Вопросов было слишком много, но в том-то и заключалась прелесть этого человека: можно выбирать самому, на какой из них отвечать.
— Какой клуб вы имеете в виду, Фриц?
— У нас тут неподалеку есть импровизированный журналистский клуб. В кафе "Флора".
"У нас. Надо же!"
— Флора?
— Пойдемте?
— Почему бы и нет? — согласился Баст, и они отправились в кафе. А первым человеком, которого Баст увидел, войдя в затянутый табачным дымом зал "журналистского клуба", оказался не кто иной, как помянутый уже сегодня утром Майкл Гринвуд, четвёртый баронет Лонгфилд.
"Случай? Возможно. Но уж больно странный случай".
— Вы не знакомы, господа?
— Мне кажется, мы встречались…
— В Антверпене, — "предположил" Баст.
— Нет, — покачал головой Майкл. — Нет. По-моему, в Амстердаме!
— Точно! — облегченно улыбнулся Баст. — Но вы должны меня извинить, я совершенно не помню, как вас зовут.
— Взаимно! — улыбнулся в ответ Гринвуд, и они, наконец, познакомились.
2. Степан Матвеев, Барселона, 26 июня 1936 года, пятница
Опять было жарко.
"Или лучше сказать — снова?"
С русским языком происходили совершенно удивительные вещи. Вчера, например, гулял он по бульвару Рамбла. Один. Без цели. Просто вышел ближе к вечеру из отеля с надеждой поймать прохладный морской бриз. И не ошибся: ветерок, то слабый, едва заметный, то резкий, порывистый, замечательно освежал лицо. И пах дивно. Морем. Даже курить не хотелось, чтобы не перебивать табачным дымом неповторимый аромат "южных морей". Так и гулял, со шляпой в одной руке и незажженной сигарой — в другой.
Как ни странно, встретил пару знакомых — вот уже и знакомыми обзавелся! — и вдруг услышал за спиной разговор двух женщин. Степану показалось, что обе они молоды и красивы. Жгучие брюнетки, как Кармен в виденном им в другой жизни испанском фильме-балете. И он стал придумывать им облик, одежду и тему разговора — развлекался без какой-либо специальной цели. Просто, чтобы время убить, никак не более. Ни романа, ни интрижки заводить Степан не собирался, все еще находясь в состоянии острой влюбленности в Фиону. Но игра ума — это всего лишь игра, не правда ли? И прошло не менее пяти минут, прежде чем он осознал, что говорят женщины по-русски и обсуждают декоративное искусство совершенно неизвестных Матвееву художников: Монтанера и Кадафалка.
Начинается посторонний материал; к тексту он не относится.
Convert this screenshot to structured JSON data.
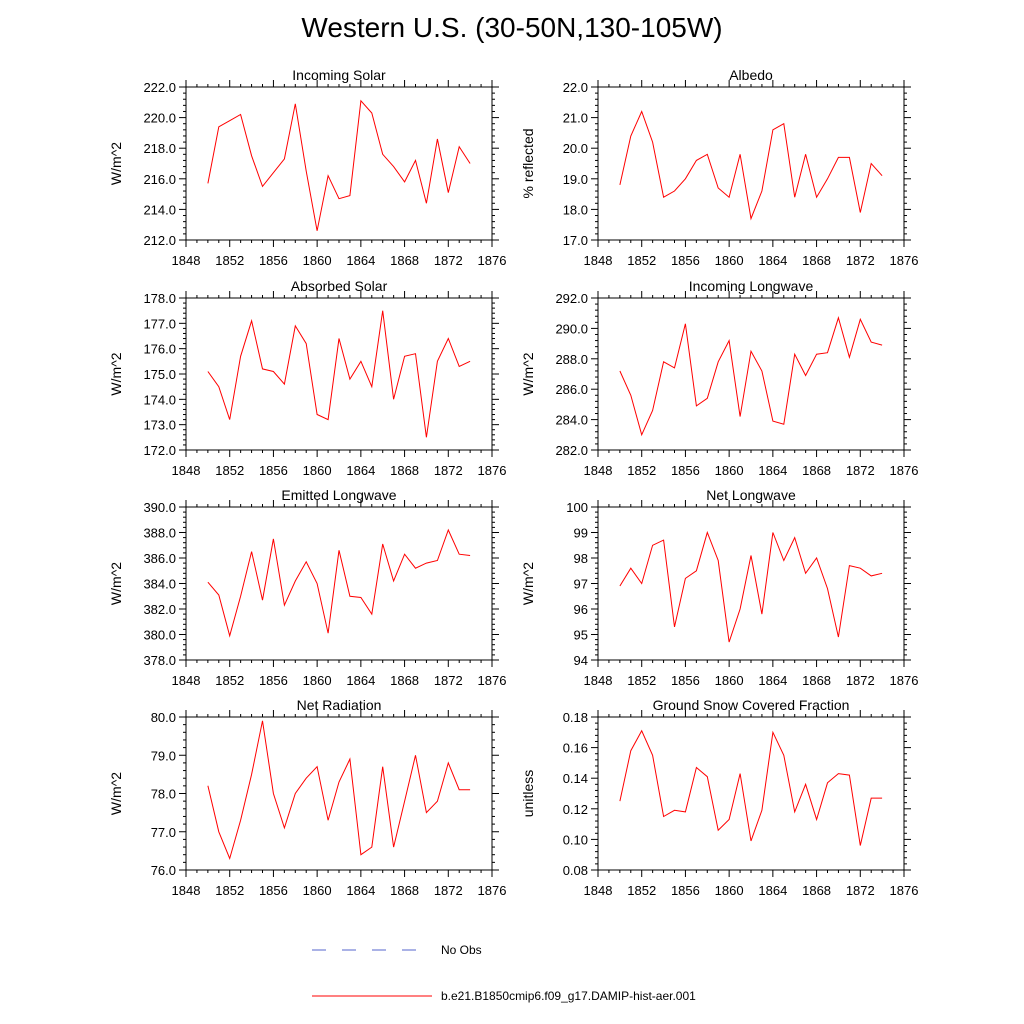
{
  "page_title": "Western U.S. (30-50N,130-105W)",
  "legend": {
    "obs_label": "No Obs",
    "obs_color": "#5566cc",
    "model_label": "b.e21.B1850cmip6.f09_g17.DAMIP-hist-aer.001",
    "model_color": "#ff0000"
  },
  "chart_data": [
    {
      "type": "line",
      "title": "Incoming Solar",
      "ylabel": "W/m^2",
      "xlim": [
        1848,
        1876
      ],
      "ylim": [
        212,
        222
      ],
      "xticks": [
        "1848",
        "1852",
        "1856",
        "1860",
        "1864",
        "1868",
        "1872",
        "1876"
      ],
      "yticks": [
        "212.0",
        "214.0",
        "216.0",
        "218.0",
        "220.0",
        "222.0"
      ],
      "x": [
        1850,
        1851,
        1852,
        1853,
        1854,
        1855,
        1856,
        1857,
        1858,
        1859,
        1860,
        1861,
        1862,
        1863,
        1864,
        1865,
        1866,
        1867,
        1868,
        1869,
        1870,
        1871,
        1872,
        1873,
        1874
      ],
      "series": [
        {
          "values": [
            215.7,
            219.4,
            219.8,
            220.2,
            217.5,
            215.5,
            216.4,
            217.3,
            220.9,
            216.5,
            212.6,
            216.2,
            214.7,
            214.9,
            221.1,
            220.3,
            217.6,
            216.8,
            215.8,
            217.2,
            214.4,
            218.6,
            215.1,
            218.1,
            217.0
          ]
        }
      ]
    },
    {
      "type": "line",
      "title": "Albedo",
      "ylabel": "% reflected",
      "xlim": [
        1848,
        1876
      ],
      "ylim": [
        17,
        22
      ],
      "xticks": [
        "1848",
        "1852",
        "1856",
        "1860",
        "1864",
        "1868",
        "1872",
        "1876"
      ],
      "yticks": [
        "17.0",
        "18.0",
        "19.0",
        "20.0",
        "21.0",
        "22.0"
      ],
      "x": [
        1850,
        1851,
        1852,
        1853,
        1854,
        1855,
        1856,
        1857,
        1858,
        1859,
        1860,
        1861,
        1862,
        1863,
        1864,
        1865,
        1866,
        1867,
        1868,
        1869,
        1870,
        1871,
        1872,
        1873,
        1874
      ],
      "series": [
        {
          "values": [
            18.8,
            20.4,
            21.2,
            20.2,
            18.4,
            18.6,
            19.0,
            19.6,
            19.8,
            18.7,
            18.4,
            19.8,
            17.7,
            18.6,
            20.6,
            20.8,
            18.4,
            19.8,
            18.4,
            19.0,
            19.7,
            19.7,
            17.9,
            19.5,
            19.1
          ]
        }
      ]
    },
    {
      "type": "line",
      "title": "Absorbed Solar",
      "ylabel": "W/m^2",
      "xlim": [
        1848,
        1876
      ],
      "ylim": [
        172,
        178
      ],
      "xticks": [
        "1848",
        "1852",
        "1856",
        "1860",
        "1864",
        "1868",
        "1872",
        "1876"
      ],
      "yticks": [
        "172.0",
        "173.0",
        "174.0",
        "175.0",
        "176.0",
        "177.0",
        "178.0"
      ],
      "x": [
        1850,
        1851,
        1852,
        1853,
        1854,
        1855,
        1856,
        1857,
        1858,
        1859,
        1860,
        1861,
        1862,
        1863,
        1864,
        1865,
        1866,
        1867,
        1868,
        1869,
        1870,
        1871,
        1872,
        1873,
        1874
      ],
      "series": [
        {
          "values": [
            175.1,
            174.5,
            173.2,
            175.7,
            177.1,
            175.2,
            175.1,
            174.6,
            176.9,
            176.2,
            173.4,
            173.2,
            176.4,
            174.8,
            175.5,
            174.5,
            177.5,
            174.0,
            175.7,
            175.8,
            172.5,
            175.5,
            176.4,
            175.3,
            175.5
          ]
        }
      ]
    },
    {
      "type": "line",
      "title": "Incoming Longwave",
      "ylabel": "W/m^2",
      "xlim": [
        1848,
        1876
      ],
      "ylim": [
        282,
        292
      ],
      "xticks": [
        "1848",
        "1852",
        "1856",
        "1860",
        "1864",
        "1868",
        "1872",
        "1876"
      ],
      "yticks": [
        "282.0",
        "284.0",
        "286.0",
        "288.0",
        "290.0",
        "292.0"
      ],
      "x": [
        1850,
        1851,
        1852,
        1853,
        1854,
        1855,
        1856,
        1857,
        1858,
        1859,
        1860,
        1861,
        1862,
        1863,
        1864,
        1865,
        1866,
        1867,
        1868,
        1869,
        1870,
        1871,
        1872,
        1873,
        1874
      ],
      "series": [
        {
          "values": [
            287.2,
            285.6,
            283.0,
            284.6,
            287.8,
            287.4,
            290.3,
            284.9,
            285.4,
            287.8,
            289.2,
            284.2,
            288.5,
            287.2,
            283.9,
            283.7,
            288.3,
            286.9,
            288.3,
            288.4,
            290.7,
            288.1,
            290.6,
            289.1,
            288.9
          ]
        }
      ]
    },
    {
      "type": "line",
      "title": "Emitted Longwave",
      "ylabel": "W/m^2",
      "xlim": [
        1848,
        1876
      ],
      "ylim": [
        378,
        390
      ],
      "xticks": [
        "1848",
        "1852",
        "1856",
        "1860",
        "1864",
        "1868",
        "1872",
        "1876"
      ],
      "yticks": [
        "378.0",
        "380.0",
        "382.0",
        "384.0",
        "386.0",
        "388.0",
        "390.0"
      ],
      "x": [
        1850,
        1851,
        1852,
        1853,
        1854,
        1855,
        1856,
        1857,
        1858,
        1859,
        1860,
        1861,
        1862,
        1863,
        1864,
        1865,
        1866,
        1867,
        1868,
        1869,
        1870,
        1871,
        1872,
        1873,
        1874
      ],
      "series": [
        {
          "values": [
            384.1,
            383.1,
            379.9,
            383.0,
            386.5,
            382.7,
            387.5,
            382.3,
            384.2,
            385.7,
            384.0,
            380.1,
            386.6,
            383.0,
            382.9,
            381.6,
            387.1,
            384.2,
            386.3,
            385.2,
            385.6,
            385.8,
            388.2,
            386.3,
            386.2
          ]
        }
      ]
    },
    {
      "type": "line",
      "title": "Net Longwave",
      "ylabel": "W/m^2",
      "xlim": [
        1848,
        1876
      ],
      "ylim": [
        94,
        100
      ],
      "xticks": [
        "1848",
        "1852",
        "1856",
        "1860",
        "1864",
        "1868",
        "1872",
        "1876"
      ],
      "yticks": [
        "94",
        "95",
        "96",
        "97",
        "98",
        "99",
        "100"
      ],
      "x": [
        1850,
        1851,
        1852,
        1853,
        1854,
        1855,
        1856,
        1857,
        1858,
        1859,
        1860,
        1861,
        1862,
        1863,
        1864,
        1865,
        1866,
        1867,
        1868,
        1869,
        1870,
        1871,
        1872,
        1873,
        1874
      ],
      "series": [
        {
          "values": [
            96.9,
            97.6,
            97.0,
            98.5,
            98.7,
            95.3,
            97.2,
            97.5,
            99.0,
            97.9,
            94.7,
            96.0,
            98.1,
            95.8,
            99.0,
            97.9,
            98.8,
            97.4,
            98.0,
            96.8,
            94.9,
            97.7,
            97.6,
            97.3,
            97.4
          ]
        }
      ]
    },
    {
      "type": "line",
      "title": "Net Radiation",
      "ylabel": "W/m^2",
      "xlim": [
        1848,
        1876
      ],
      "ylim": [
        76,
        80
      ],
      "xticks": [
        "1848",
        "1852",
        "1856",
        "1860",
        "1864",
        "1868",
        "1872",
        "1876"
      ],
      "yticks": [
        "76.0",
        "77.0",
        "78.0",
        "79.0",
        "80.0"
      ],
      "x": [
        1850,
        1851,
        1852,
        1853,
        1854,
        1855,
        1856,
        1857,
        1858,
        1859,
        1860,
        1861,
        1862,
        1863,
        1864,
        1865,
        1866,
        1867,
        1868,
        1869,
        1870,
        1871,
        1872,
        1873,
        1874
      ],
      "series": [
        {
          "values": [
            78.2,
            77.0,
            76.3,
            77.3,
            78.5,
            79.9,
            78.0,
            77.1,
            78.0,
            78.4,
            78.7,
            77.3,
            78.3,
            78.9,
            76.4,
            76.6,
            78.7,
            76.6,
            77.8,
            79.0,
            77.5,
            77.8,
            78.8,
            78.1,
            78.1
          ]
        }
      ]
    },
    {
      "type": "line",
      "title": "Ground Snow Covered Fraction",
      "ylabel": "unitless",
      "xlim": [
        1848,
        1876
      ],
      "ylim": [
        0.08,
        0.18
      ],
      "xticks": [
        "1848",
        "1852",
        "1856",
        "1860",
        "1864",
        "1868",
        "1872",
        "1876"
      ],
      "yticks": [
        "0.08",
        "0.10",
        "0.12",
        "0.14",
        "0.16",
        "0.18"
      ],
      "x": [
        1850,
        1851,
        1852,
        1853,
        1854,
        1855,
        1856,
        1857,
        1858,
        1859,
        1860,
        1861,
        1862,
        1863,
        1864,
        1865,
        1866,
        1867,
        1868,
        1869,
        1870,
        1871,
        1872,
        1873,
        1874
      ],
      "series": [
        {
          "values": [
            0.125,
            0.158,
            0.171,
            0.155,
            0.115,
            0.119,
            0.118,
            0.147,
            0.141,
            0.106,
            0.113,
            0.143,
            0.099,
            0.119,
            0.17,
            0.155,
            0.118,
            0.136,
            0.113,
            0.137,
            0.143,
            0.142,
            0.096,
            0.127,
            0.127
          ]
        }
      ]
    }
  ]
}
Вот, что творилось с его русским языком. Безумие какое-то, одним словом, но, тем не менее, факт.
Степан вздохнул, изобразив образцово показательный "тяжелый вздох", и начал одеваться. Делать нечего — Испания не Африка, и появляться на публике в "колониальных" шортах и пробковом шлеме не стоило.